When these systems lost power, gas production dropped 75%. An Obama-era environmental rule that forced oilfield compressors to switch from natural gas to electric likely made things worse. Eventually, power was restored, and natural gas production ramped back up to meet electricity generation demand.
Source: Texas' blackouts – here's the truth about why they happened and what we have to do next

Why are you ignoring the windmills work just fine in cold states that require grid operators to winterize them so they don't fail?

Windmills didn't freeze up because they're windmills. They work just fine in Alaska. They froze up because Texas was too stupid to make the installers pay to ensure they couldn't freeze up. Full stop.
Because the alternative is admitting that doing away with government regulations and privatizing public services is an awful idea that doesn't work.
But I'm having fun with the lunacy parade, so let's continue! Green energy caused the power grid failure in Texas, Trump won the election, the Capitol rioters were really Antifa agitators, and the Californian wild fires were caused by Jewish space lasers. Also, a gender neutral plastic children's toy is the greatest travesty of our generation.

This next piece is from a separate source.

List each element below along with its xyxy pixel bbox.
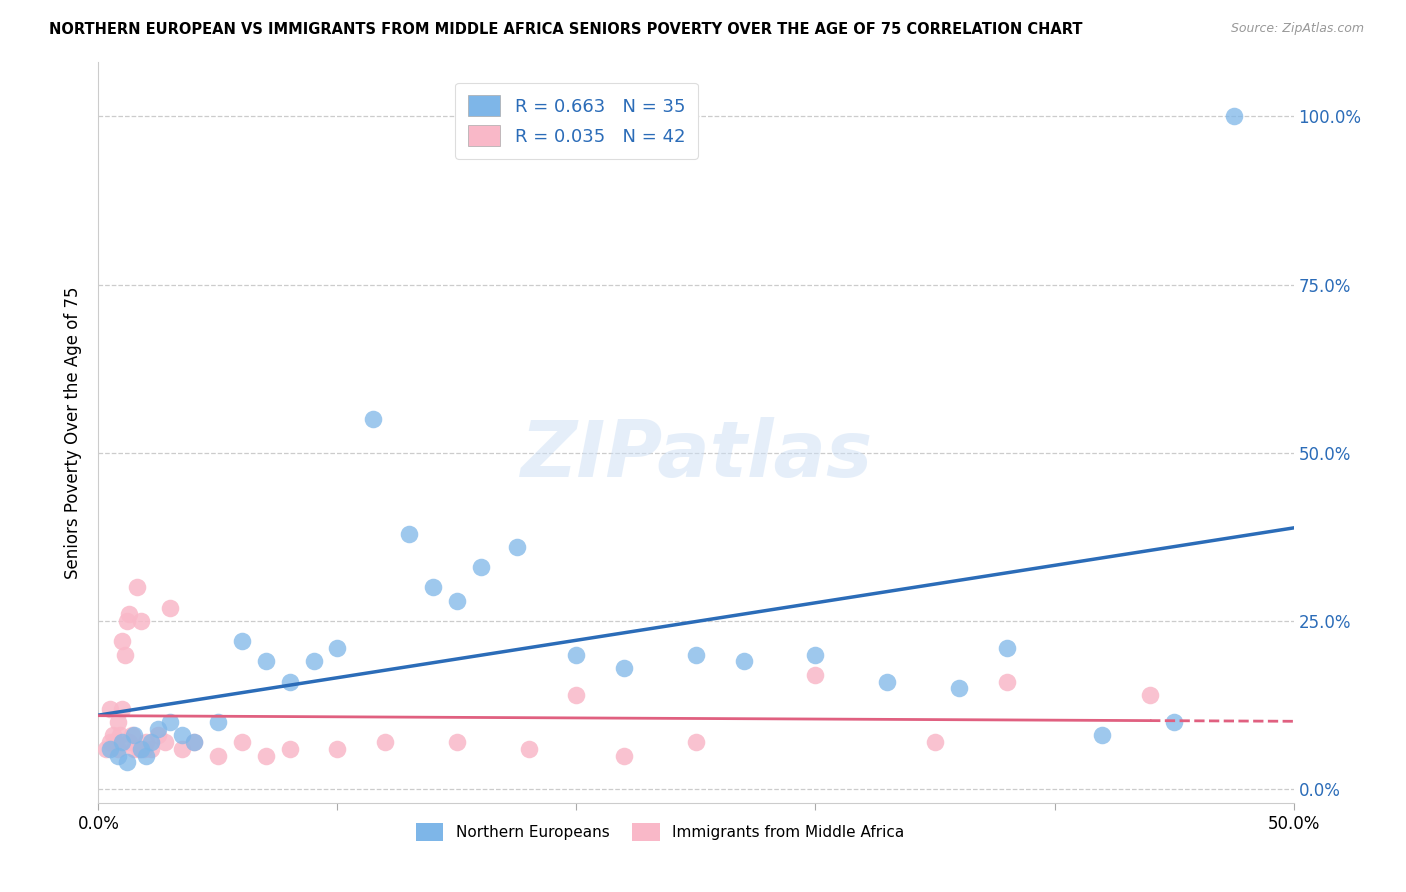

You may join me for potato chips & beer this evening.

_________________
No


_________________
Giraffe: a ruminant with a view.

Windmills didn't freeze up because they're windmills. They work just fine in Alaska. They froze up because Texas was too stupid to make the installers pay to ensure they couldn't freeze up. Full stop.
That is an interesting stawman. But it seems more like a "red herring".
Alaska is a large state. It is 2 1/2 times the size of Texas. Alaska has many different climate zones. Alaska is a thinly populated state. Its three largest cities (Anchorage, Juneau and Fairbanks) combined have less population than the city of Arlington, Texas.
My brother lives in Fairbanks. Fairbanks is located in the middle of the state. It gets extremely cold in the winter and will drop down to -50 degrees F. Fairbanks is geologically located in a bowl. The pollution form automobiles and wood stoves collects in the winter producing quite a bit of smog. This is because there is almost no wind to blow the pollution away. It just sits and collects. So when you say that they operate windmills in the extreme cold of Alaska, this doesn't make logical sense because Fairbanks doesn't have wind in the winter.
The other two large cities of Anchorage and Juneau are located along the coast. They do not experience the extreme cold that Fairbanks experiences because they are next to the Pacific Ocean, a large heat sink. This is similar to the same mechanism that allows Vancouver B.C. to experiences mild winters. As you said:
So when you compare Texas and Alaska. Texas is getting 20% of its electricity from wind. How much does Alaska rely on windpower? In 2019, natural gas fueled 44% of Alaska's total utility-scale electricity generation and hydroelectric power generated 27%. Petroleum liquids accounted for 15%, coal was 11%, and other renewables—mostly wind and biomass—accounted for 3% of Alaska's generation. Wind farms are located primarily along the state's southern and western coasts and on the Railbelt grid.
Source: U.S. Energy Information Administration: Alaska
So in general, Alaska relies on only around one tenth the wind that Texas does for its electrical generation and these windmills are located along the coast and as a result do not experience the extremes of cold temperature.